Lasers/lifetime of metastable states on brightness of beam

[CAF123]

If we consider two laser beams with identical 3 level energy level schemes except that the metastable state for one has a lifetime of 1μs and the other, 100μs. Which will give the brighter (more intense) beam?

I gather that, since all things are identical up to the metastable state, the number of excited atoms in the energy level before the metastable state will be the same for both lasers(Is this correct, or is it a matter of probability?). From this excited state, they will spontaneously decay (stimulated emission unlikely here because of short lived state - please correct me if i am wrong) to the metastable state. Which will then give a brighter beam given the lifetimes above?

Many thanks.

 

[Cthugha]

I gather that, since all things are identical up to the metastable state, the number of excited atoms in the energy level before the metastable state will be the same for both lasers(Is this correct, or is it a matter of probability?). From this excited state, they will spontaneously decay (stimulated emission unlikely here because of short lived state - please correct me if i am wrong) to the metastable state. Which will then give a brighter beam given the lifetimes above?
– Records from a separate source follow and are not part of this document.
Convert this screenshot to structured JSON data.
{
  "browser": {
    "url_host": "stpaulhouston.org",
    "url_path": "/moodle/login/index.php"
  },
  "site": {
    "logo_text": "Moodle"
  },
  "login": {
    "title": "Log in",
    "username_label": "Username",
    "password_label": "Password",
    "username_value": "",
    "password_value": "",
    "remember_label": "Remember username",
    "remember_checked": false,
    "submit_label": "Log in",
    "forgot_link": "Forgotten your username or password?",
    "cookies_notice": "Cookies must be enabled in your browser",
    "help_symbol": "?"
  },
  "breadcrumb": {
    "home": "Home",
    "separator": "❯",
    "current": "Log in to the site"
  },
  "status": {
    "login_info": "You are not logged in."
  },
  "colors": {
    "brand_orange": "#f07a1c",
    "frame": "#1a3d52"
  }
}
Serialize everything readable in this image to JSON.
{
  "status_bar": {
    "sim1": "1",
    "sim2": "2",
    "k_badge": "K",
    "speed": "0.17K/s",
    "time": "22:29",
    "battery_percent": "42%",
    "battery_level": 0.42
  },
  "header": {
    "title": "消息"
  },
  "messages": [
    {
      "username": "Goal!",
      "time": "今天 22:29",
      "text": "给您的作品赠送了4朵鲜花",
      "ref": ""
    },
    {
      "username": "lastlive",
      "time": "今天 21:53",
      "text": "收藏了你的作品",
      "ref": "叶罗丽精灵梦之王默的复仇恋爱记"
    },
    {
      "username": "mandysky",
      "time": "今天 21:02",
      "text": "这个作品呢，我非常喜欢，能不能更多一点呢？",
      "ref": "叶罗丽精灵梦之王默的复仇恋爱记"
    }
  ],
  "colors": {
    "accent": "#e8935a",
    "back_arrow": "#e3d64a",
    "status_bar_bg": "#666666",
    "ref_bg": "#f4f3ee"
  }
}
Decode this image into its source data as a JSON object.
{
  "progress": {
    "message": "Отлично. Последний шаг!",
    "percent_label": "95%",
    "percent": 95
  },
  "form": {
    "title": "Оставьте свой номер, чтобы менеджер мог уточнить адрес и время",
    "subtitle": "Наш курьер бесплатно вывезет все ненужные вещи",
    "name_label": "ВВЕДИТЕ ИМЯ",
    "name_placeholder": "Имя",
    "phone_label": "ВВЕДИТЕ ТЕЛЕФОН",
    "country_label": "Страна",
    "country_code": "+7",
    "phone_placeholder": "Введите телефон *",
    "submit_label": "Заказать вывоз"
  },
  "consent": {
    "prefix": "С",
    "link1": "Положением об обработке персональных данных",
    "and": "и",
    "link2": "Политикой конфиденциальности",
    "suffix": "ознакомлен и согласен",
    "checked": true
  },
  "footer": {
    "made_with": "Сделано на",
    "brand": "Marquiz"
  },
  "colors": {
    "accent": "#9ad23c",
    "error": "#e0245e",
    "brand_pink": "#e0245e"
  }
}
This is a bit hard to say because "all things are identical" is a bit hard to interpret. You are intending to use cw pump, right? One important thing is the $\beta$-factor of the laser which basically gives the spontaneous emission from the metastable state to the lasing mode of interest divided by all spontaneous decay channels (radiative decay to other modes and non-radiatice decay). Basically, it is an indicator of how large losses are. Now the question is "all things are identical" whether you want these two lasers to have the same $\beta$ factor or the same radiative and non-radiative loss rates. Obviously both cannot be the same at the same time as $\beta$ will depend on the ratio of the timescale of the loss channel decay rates to the decay rate to the cavity mode.